Genius is a world apart


Ernest-Hemingway_1936815b
Intellect is seductive ……. and is equally eager to be seduced.  Women are drawn to intelligent men.  It is equally true that when these men get out of their own intensely thoughtful heads, have sought women like much-needed tonic. ——- ever younger, more beautiful, doting and appreciative.  After the initial charm wears off, they have changed women, seeking to stay on the high which the initial flush of love brings.  This keeps the ego sated and, of course, it keeps the ideas coming.

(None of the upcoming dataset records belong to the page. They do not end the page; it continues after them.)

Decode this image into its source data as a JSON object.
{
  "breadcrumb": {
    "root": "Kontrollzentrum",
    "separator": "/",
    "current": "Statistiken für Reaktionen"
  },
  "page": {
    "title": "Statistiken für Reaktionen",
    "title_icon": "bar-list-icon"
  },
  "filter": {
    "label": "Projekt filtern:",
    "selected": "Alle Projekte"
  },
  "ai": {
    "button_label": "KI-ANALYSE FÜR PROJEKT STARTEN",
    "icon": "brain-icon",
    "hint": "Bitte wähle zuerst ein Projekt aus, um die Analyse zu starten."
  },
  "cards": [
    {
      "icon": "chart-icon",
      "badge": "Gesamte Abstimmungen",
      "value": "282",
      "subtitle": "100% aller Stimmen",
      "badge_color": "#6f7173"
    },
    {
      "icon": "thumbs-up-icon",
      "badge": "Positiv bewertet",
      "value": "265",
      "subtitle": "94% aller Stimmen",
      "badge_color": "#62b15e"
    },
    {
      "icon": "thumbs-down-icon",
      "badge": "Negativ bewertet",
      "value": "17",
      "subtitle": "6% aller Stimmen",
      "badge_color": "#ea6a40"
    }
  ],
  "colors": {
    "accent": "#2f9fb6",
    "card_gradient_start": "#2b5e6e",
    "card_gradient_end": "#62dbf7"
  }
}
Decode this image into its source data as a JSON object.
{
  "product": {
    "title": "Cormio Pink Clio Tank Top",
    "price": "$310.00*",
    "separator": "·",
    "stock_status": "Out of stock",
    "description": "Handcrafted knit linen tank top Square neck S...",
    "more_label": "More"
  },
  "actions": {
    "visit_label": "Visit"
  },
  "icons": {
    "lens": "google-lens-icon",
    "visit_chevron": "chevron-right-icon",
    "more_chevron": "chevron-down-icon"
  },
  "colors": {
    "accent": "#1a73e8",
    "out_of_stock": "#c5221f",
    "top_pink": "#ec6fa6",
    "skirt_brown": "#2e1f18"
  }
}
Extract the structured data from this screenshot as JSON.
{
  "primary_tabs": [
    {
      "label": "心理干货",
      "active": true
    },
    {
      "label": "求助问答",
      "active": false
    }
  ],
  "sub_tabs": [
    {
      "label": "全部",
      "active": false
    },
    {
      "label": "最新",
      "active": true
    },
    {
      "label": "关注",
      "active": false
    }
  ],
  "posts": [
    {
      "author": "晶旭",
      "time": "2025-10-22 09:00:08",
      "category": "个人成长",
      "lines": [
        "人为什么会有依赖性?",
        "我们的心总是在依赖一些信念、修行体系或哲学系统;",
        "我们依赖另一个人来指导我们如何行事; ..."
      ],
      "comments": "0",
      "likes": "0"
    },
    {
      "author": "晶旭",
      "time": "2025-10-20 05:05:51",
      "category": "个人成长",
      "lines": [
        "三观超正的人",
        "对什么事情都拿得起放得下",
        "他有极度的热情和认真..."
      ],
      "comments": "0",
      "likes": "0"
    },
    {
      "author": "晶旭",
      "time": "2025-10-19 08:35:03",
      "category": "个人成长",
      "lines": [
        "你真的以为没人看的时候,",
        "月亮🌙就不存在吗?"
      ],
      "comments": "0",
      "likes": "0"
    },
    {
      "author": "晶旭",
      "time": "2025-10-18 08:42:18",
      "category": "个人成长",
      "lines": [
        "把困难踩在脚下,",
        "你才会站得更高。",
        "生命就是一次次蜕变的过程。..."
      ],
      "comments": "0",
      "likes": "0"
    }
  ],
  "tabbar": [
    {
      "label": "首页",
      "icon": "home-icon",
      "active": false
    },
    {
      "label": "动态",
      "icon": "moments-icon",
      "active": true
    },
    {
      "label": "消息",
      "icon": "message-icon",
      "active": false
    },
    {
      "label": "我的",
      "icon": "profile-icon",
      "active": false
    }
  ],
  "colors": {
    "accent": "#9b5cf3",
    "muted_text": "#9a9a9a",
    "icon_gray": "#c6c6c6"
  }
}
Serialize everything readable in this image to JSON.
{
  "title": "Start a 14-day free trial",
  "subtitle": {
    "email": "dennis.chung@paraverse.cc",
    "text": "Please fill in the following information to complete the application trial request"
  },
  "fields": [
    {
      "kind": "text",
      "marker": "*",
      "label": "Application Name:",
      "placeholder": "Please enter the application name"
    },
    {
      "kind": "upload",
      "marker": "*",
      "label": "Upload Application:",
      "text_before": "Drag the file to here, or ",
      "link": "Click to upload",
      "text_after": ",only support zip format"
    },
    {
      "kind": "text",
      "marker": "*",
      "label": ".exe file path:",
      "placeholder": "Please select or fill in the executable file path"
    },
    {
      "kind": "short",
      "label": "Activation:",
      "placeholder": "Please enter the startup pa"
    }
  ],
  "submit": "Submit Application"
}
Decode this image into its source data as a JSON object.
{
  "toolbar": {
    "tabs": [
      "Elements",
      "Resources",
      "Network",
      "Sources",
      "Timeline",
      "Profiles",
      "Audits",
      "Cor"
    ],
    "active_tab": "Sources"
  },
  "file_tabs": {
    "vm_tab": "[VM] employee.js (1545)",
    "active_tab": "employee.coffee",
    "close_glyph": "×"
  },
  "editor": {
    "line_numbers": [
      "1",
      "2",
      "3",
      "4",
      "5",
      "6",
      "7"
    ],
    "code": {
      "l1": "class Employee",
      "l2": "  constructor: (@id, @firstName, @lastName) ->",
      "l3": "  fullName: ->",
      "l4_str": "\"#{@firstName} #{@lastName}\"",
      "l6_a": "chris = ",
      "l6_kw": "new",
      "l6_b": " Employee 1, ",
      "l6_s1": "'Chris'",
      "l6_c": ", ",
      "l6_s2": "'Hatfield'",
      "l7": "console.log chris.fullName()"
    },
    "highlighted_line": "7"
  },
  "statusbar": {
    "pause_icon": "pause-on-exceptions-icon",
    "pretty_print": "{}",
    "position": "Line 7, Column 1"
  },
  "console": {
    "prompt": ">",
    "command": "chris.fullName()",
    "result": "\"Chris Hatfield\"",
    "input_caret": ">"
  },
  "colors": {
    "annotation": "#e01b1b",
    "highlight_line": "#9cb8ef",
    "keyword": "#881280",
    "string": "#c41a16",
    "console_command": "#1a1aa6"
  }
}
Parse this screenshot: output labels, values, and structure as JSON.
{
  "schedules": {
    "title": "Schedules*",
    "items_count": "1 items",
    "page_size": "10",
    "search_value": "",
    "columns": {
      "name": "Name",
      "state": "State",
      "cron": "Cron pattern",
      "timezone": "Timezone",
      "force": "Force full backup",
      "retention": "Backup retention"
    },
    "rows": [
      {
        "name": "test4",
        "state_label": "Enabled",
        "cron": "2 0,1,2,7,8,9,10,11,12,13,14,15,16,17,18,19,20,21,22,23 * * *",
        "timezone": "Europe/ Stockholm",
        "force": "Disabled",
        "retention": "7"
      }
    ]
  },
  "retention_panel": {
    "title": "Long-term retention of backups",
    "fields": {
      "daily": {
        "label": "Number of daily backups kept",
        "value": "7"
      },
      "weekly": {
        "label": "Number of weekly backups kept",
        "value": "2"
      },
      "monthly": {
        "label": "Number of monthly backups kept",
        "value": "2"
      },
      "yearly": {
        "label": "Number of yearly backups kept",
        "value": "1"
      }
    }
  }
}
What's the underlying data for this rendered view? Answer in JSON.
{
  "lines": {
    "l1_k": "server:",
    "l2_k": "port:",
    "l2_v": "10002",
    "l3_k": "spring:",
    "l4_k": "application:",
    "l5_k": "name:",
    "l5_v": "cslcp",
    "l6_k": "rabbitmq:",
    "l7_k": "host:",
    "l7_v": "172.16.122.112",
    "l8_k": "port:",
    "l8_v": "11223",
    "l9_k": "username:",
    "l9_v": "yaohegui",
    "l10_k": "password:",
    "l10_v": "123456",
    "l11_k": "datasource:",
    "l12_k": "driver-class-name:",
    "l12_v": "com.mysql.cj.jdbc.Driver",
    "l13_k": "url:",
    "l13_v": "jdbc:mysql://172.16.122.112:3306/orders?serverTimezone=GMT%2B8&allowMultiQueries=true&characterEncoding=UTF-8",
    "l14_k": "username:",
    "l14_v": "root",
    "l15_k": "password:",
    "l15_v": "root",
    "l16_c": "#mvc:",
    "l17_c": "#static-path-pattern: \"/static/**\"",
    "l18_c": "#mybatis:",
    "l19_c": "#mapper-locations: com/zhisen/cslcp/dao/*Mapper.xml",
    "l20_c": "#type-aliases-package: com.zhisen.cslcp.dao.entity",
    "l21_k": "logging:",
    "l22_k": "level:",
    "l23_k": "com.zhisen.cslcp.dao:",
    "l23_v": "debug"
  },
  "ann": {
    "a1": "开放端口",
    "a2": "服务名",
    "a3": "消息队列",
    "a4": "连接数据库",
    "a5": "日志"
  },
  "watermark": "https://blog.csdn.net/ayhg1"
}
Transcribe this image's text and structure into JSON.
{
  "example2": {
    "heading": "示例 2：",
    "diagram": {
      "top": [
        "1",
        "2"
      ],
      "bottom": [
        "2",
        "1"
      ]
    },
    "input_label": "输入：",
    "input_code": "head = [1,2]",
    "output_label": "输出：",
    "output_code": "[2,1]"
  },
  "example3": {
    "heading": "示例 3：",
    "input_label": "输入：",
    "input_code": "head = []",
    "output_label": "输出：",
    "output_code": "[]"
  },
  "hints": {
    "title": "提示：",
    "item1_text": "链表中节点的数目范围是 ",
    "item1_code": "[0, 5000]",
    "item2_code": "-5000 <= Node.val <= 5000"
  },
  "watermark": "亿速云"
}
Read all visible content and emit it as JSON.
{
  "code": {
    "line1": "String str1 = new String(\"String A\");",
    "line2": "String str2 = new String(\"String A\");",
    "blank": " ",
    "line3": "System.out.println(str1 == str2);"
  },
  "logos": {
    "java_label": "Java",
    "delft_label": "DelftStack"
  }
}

One such giant of English Literature, Ernest Hemingway (July21, 1899 — July2, 1961) lived life to the fullest on his own terms, indulging every whim, courting danger and flirting with death ——– be it on the battle-fields of two World Wars, the bullfighting arena of Spain, the jungles of Africa, his regular trysts with the sea or two plane crashes on successive days.  Ironically he escaped these deadly arenas, and finally met death in his own home foyer on his own terms, by blowing his brains out with his favourite shotgun.  Tis last tale was the only tale he did not live to tell, the only experience he could not share.
Hemingway’s dangerous living is explained in his words from Paula McCain’s book —– The Paris Wife.  Talking of the bullfighting in Pamplona, Spain, Hemingway say to his 1st wife —- Hadley Richardson, “The torero has to know he is dying and the bull has to know it, so when it’s pulled away at the last second, it’s like a kind of magic.  That’s really living.”  Hemingway was a cocktail of contradictions, as history’s most interesting human beings are.  He loved with a passion that saw nothing wrong in chasing many women at the same time, and hated with a vengeance that saw nothing wrong in ridiculing and harming those who supported him on his upward journey.  He was a man who was scared of death and yet courted her repeatedly; one who built a heroic myth around himself, yet was scared to sleep with the lights off.  One who needed his space and solitude and yet could not bear to be alone.
Hadley, who probably loved him best of all four wives, says of him, “He was such an enigma —— fine and strong and weak and cruel.  An incomparable friend and a son of a bitch.  In the end, there wasn’t one thing about him that was truer than the rest.  It was all true.” —– For Hemingway, life was about honing his art of writing and gaining popularity.  Hadley was eight years older to him, and was credited with grounding and encouraging the young Hemingway till he found his feet in the wetlands of literary Paris.  Within 5yrs of marriage and a son, Hemingway started an affair with Pauline Pfeiffer, Hadley’s best friend.  He married Pauline in 1927 and had two sons with her.  Then in 1936, he fell for Martha Gellhorn, a war journalist and author ——- almost cast in his own mould.  It was a foregone conclusion that this union wouldn’t last as Hemingway could never stand competition.  Within 4yrs, he started living with is 4th and last spouse Mary Welsh.  In his memoir —- A Moveable Feast, he says about his 1st wife, Hadley, “I wish I had died before I loved anyone but her.” —Martha, the wife who hated him most, said of him, “A man must be a very great genius to make up for being such a loathsome human being.”
Hemingway was indeed a tormented man when he died.  His own father had committed suicide, as did close 5 relatives.  He once said, “About morals, I know only that what is moral is what you feel good after and what is immoral is what you feel bad after.”  The mental torture and his unending compulsion to be liked and applauded, created the myth of an invincible Papa Hemingway, who ultimately died as he lived and loved —— by his own rules.